Preprocessing pipeline

Click + Add step to open the catalog. Steps are grouped by category:
CategoryMethods
Scatter CorrectionSNV, MSC
DerivativesSG D1, SG D2
Baseline(Linear baseline, AirPLS, ArPLS in some plans)
ScalingMean Center, Autoscale
Each step you add appears in order. You can reorder by dragging. Some steps have parameters:
StepParameters
SG D1window_size (default 21), polynomial_order (default 2)
SG D2window_size, polynomial_order
SNV / MSCNone
Mean Center / AutoscaleNone
Order matters. SNV → SG D1 produces a different model than SG D1 → SNV. The conventional order is scatter → derivative → scaling.

Model selection

Pick one algorithm. Options depend on the experiment type.

Regression models

ModelHyperparameters
PLS (Partial Least Squares)n_components (1-20)
PCR (Principal Component Regression)n_components (1-20)
Ridgealpha (0.001 - 1000)
KNNn_neighbors (1-20)
SVRC, epsilon, kernel
RF (Random Forest)n_estimators, max_depth, min_samples_leaf

Classification models

ModelHyperparameters
PLS-DAn_components (1-20)
Logistic RegressionC (regularization strength)
KNNn_neighbors (1-20)
SVMC, kernel
RFn_estimators, max_depth, min_samples_leaf

Single trial: exact params

For a Single job, fill in each hyperparameter with one value. The trial uses exactly those numbers. Example: PLS with n_components = 8.
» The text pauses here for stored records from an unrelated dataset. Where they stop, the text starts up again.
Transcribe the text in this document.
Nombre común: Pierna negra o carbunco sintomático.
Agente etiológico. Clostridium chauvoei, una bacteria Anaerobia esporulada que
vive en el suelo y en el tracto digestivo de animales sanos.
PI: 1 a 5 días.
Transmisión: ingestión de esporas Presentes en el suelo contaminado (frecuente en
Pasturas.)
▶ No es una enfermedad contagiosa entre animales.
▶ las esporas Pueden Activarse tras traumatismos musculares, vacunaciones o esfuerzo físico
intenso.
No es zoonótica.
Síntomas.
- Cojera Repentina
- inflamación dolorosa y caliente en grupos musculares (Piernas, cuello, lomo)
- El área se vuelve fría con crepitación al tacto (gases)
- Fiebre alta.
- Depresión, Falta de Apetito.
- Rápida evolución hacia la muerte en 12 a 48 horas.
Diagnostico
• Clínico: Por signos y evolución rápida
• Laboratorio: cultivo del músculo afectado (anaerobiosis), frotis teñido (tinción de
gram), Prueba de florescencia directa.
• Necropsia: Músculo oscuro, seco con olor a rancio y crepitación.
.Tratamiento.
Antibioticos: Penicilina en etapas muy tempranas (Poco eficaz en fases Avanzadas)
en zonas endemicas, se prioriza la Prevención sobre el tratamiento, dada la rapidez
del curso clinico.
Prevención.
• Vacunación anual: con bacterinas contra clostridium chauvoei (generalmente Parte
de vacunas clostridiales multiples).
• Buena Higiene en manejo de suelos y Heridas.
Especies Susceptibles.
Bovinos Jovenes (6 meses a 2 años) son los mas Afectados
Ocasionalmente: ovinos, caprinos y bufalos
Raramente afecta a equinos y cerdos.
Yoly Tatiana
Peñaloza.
Tuning job: parameter ranges

For a Tuning job, you define a search space for each hyperparameter. Two modes per param:
ModeWhen to use
FixedLock the param to one value
RangeTune within (min, max) for numeric params
ChoicesTune across a set of values for categorical params
Set the N trials field (default 50). Optuna explores the search space, focusing on regions that produce good metrics. Example: Tuning PLS with n_components Range (1-20), n_trials = 50. Optuna runs 50 trials with different n_components values, learning which range gives the best CV metric.

Following progress

A running job appears at the top of the detail page in a flame-coloured banner showing:
  • Job ID
  • Job type (single or tuning)
  • Trials completed / total
  • Progress percentage
The banner updates live every 3 seconds.

Jobs tab

Two sub-tabs: Single and Tuning.
ColumnDescription
Job IDSequential number
StatusPending, Running, Done, Failed
Trials”X/Y” for tuning, “1/1” for single
ProgressBar with percentage
SubmittedRelative time
ByUser email
Click any successful tuning job to expand its trial leaderboard inline.

All trials tab

Aggregated leaderboard across all jobs in this experiment. Shows the same columns as the per-job leaderboard. This is useful for:
  • Comparing trials across different jobs
  • Sorting by any metric
  • Filtering by model family

Table view vs Parallel view

A toggle at the top switches between two visualizations:
ViewBest for
TableDirect comparison of metrics, sorting, finding outliers
Parallel coordinatesSpotting which preprocessing + model + hyperparameter combinations cluster together
In parallel coordinates, each line is a trial. Each axis is a parameter or metric. You can hover to highlight a trial or click to open its detail.

Iteration tips

Start with a single trial of CoPilot’s recommendation. Use the same preprocessing and model that CoPilot picked. Confirm you can reproduce the result manually. From there, vary one thing at a time.
Use tuning jobs to explore. A tuning job with 30-50 trials over a wide hyperparameter range is the fastest way to find a good local optimum. Then run a single trial with the best params to lock it in.
Don’t run too many trials in one job. Tuning jobs over 100 trials are slow and rarely improve much beyond 30-50. Start small and add more only if needed.

Job vs trial quotas

Each job counts as one against your monthly Scientist quota. The number of trials inside a job doesn’t affect the quota. This means a tuning job with 100 trials uses the same quota as a single trial.

Best result tab

Once any trial succeeds, the Best result tab appears. It shows the same metric grid and chart as in CoPilot: predicted vs actual (regression) or confusion matrix (classification). The “best” trial is selected automatically based on the primary metric (RMSE for regression, F1 macro for classification). You can register any trial as a model, not just the best one.

Registering a model

When a trial looks good:
  1. Click the trial in the leaderboard
  2. The trial detail modal opens
  3. Click Register Model
See Trial results for the registration flow in detail.